C++ Beyond the Syllabus #9: std::string_view

The modern C++ solution for read-only access of string data.

Jared Miller
6 min readAug 8, 2024

Not a Medium member? View this entire article here!

This article is a part of the C++ Beyond the Syllabus series. Subscribe here to receive each new issue directly in your inbox.

You’re probably familiar with both C-strings and C++’s std::string. You might be wondering why we need yet another string type. The answer is that std::string_view isn’t really another string type — it doesn’t actually own any string-like state.

A Quick Recap

C-Strings

C-strings are null-terminated (i.e. — end with '\n') arrays of characters used in both C and C++. These require careful management to avoid common issues like buffer overflows.

C-strings can be allocated pretty much anywhere depending on how they are defined…

const char* str_literal = "Hello!"; // Allocated in read-only static memory
char stack_str[100]; // Allocates memory on the stack
char* heap_str = new char[100]; // Allocates memory on the heap

If you use the new keyword to allocate a C-string (char array) on the heap, you must remember the delete[] keyword as well.

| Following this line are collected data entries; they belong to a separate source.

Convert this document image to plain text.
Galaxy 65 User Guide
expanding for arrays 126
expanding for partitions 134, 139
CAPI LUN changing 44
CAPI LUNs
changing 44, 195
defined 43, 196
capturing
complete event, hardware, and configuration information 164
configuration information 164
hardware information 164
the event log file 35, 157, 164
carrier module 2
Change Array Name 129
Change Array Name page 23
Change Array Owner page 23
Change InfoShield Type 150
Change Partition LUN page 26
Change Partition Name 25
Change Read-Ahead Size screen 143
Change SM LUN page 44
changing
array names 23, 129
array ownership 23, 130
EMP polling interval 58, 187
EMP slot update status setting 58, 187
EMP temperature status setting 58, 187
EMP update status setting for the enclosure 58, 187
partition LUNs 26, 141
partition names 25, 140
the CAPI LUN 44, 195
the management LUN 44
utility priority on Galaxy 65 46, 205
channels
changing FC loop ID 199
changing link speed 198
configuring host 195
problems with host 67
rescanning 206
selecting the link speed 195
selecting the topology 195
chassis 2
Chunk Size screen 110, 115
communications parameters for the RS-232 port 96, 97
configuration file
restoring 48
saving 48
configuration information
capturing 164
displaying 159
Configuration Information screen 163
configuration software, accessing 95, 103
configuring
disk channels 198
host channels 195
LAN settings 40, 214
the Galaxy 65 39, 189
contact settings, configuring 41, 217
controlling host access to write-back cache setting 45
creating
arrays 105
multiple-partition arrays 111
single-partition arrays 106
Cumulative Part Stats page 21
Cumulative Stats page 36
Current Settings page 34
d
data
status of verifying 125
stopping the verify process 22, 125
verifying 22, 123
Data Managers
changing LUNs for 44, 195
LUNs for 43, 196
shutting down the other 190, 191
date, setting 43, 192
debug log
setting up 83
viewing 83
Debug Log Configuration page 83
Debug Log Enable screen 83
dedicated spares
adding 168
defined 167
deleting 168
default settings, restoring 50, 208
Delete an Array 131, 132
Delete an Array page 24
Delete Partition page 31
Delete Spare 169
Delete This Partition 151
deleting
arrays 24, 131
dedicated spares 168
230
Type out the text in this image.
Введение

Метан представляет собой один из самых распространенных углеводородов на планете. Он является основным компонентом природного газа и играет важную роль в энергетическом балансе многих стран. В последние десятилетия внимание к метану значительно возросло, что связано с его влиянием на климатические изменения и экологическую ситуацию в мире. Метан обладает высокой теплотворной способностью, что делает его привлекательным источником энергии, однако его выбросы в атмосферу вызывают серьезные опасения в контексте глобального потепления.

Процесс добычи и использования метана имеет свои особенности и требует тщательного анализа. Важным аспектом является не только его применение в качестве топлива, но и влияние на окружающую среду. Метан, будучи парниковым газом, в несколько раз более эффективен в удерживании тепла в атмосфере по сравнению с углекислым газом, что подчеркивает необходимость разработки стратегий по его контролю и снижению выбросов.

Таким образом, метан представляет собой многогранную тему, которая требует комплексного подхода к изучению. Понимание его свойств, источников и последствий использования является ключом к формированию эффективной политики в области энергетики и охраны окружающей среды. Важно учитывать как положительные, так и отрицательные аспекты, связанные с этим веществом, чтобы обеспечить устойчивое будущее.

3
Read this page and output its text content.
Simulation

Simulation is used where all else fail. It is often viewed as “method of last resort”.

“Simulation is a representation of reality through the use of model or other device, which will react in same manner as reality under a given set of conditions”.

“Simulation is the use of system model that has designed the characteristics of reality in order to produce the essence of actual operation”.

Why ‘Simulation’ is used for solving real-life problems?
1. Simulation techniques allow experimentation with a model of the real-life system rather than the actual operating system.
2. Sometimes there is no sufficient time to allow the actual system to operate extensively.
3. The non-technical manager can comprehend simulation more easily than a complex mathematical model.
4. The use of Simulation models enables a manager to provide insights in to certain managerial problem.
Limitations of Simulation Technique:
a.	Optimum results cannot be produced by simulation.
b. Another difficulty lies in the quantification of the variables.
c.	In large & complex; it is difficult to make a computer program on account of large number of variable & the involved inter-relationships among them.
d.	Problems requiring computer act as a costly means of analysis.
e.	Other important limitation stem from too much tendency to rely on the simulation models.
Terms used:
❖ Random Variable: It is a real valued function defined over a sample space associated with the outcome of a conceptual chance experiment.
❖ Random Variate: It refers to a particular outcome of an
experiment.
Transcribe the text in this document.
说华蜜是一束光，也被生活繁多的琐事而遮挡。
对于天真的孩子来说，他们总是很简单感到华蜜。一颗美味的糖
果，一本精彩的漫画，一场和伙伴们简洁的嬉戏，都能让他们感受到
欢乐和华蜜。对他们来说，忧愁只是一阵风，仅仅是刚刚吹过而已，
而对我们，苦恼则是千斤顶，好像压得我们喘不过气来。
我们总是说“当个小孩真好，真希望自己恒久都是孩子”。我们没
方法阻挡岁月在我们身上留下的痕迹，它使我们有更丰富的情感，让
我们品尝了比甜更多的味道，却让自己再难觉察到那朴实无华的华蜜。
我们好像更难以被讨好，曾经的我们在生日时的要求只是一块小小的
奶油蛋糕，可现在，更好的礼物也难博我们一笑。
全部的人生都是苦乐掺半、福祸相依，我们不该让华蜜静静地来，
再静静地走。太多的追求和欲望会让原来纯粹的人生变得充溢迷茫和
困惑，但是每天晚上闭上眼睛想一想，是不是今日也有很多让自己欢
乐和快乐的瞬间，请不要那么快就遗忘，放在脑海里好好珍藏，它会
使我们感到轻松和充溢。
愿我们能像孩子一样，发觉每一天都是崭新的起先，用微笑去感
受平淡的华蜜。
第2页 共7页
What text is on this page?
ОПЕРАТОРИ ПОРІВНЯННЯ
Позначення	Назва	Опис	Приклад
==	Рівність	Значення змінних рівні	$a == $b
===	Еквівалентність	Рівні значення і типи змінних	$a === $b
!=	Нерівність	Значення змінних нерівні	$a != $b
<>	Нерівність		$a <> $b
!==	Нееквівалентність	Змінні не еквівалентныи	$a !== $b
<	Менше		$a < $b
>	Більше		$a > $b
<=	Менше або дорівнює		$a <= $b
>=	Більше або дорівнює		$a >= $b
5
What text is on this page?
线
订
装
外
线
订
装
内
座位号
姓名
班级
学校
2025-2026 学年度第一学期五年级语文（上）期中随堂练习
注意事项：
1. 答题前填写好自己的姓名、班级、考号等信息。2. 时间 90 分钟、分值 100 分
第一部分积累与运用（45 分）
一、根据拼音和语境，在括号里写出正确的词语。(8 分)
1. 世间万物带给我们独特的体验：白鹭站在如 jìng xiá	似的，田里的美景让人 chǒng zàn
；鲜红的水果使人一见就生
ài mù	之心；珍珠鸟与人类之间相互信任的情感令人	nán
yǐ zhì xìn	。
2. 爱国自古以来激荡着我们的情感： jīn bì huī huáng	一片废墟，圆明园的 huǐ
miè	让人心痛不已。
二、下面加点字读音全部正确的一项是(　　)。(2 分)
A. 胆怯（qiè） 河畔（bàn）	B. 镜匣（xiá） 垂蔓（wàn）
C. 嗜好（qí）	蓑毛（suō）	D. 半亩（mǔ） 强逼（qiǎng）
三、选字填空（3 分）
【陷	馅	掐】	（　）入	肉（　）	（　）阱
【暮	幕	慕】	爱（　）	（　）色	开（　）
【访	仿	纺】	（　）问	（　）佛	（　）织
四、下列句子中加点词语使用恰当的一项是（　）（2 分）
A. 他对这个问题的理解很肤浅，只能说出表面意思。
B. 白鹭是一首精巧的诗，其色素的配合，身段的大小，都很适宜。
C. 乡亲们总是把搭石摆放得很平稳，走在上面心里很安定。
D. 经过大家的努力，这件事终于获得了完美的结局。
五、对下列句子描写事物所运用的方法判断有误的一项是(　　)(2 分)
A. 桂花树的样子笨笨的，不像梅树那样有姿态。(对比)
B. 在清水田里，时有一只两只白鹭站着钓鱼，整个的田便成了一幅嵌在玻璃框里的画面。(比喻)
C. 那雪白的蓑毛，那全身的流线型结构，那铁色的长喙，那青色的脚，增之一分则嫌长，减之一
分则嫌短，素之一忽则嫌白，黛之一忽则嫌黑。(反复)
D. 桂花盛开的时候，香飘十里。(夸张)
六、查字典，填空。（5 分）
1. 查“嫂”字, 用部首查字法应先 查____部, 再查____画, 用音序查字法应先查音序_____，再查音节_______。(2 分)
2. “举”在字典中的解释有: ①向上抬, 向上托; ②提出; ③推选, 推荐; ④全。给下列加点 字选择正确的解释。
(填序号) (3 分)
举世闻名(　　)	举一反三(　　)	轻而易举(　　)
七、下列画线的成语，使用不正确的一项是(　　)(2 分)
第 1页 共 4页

The only way to know the size of a C-string without caching it somewhere is by traversing until you come across the null-character.

std::string

The C++ STL introduced std::string to provide safer and more convenient string usage.

std::string maintains a C-string under the hood along with a ton of helper functions to help you efficiently operate on it.

For very short strings, std::string uses small string optimization (SSO) and avoids heap allocation, but this is very much the exception.

Why don’t these suffice?

Well, a lot of applications work with both C-strings and std::strings. Even when an application uses a single string representation throughout, it may use libraries that expect a different string type, requiring either redundant library code or unnecessary conversions and copies of data.

Prior to std::string_view, code had three main options to be compatible with both string types:

  1. Duplicate all logic: For any code operating on std::string, write equivalent code for C-strings. This doesn’t even work all of the time — it falls apart (or becomes far more convoluted), when you need both string types to be represented in a container.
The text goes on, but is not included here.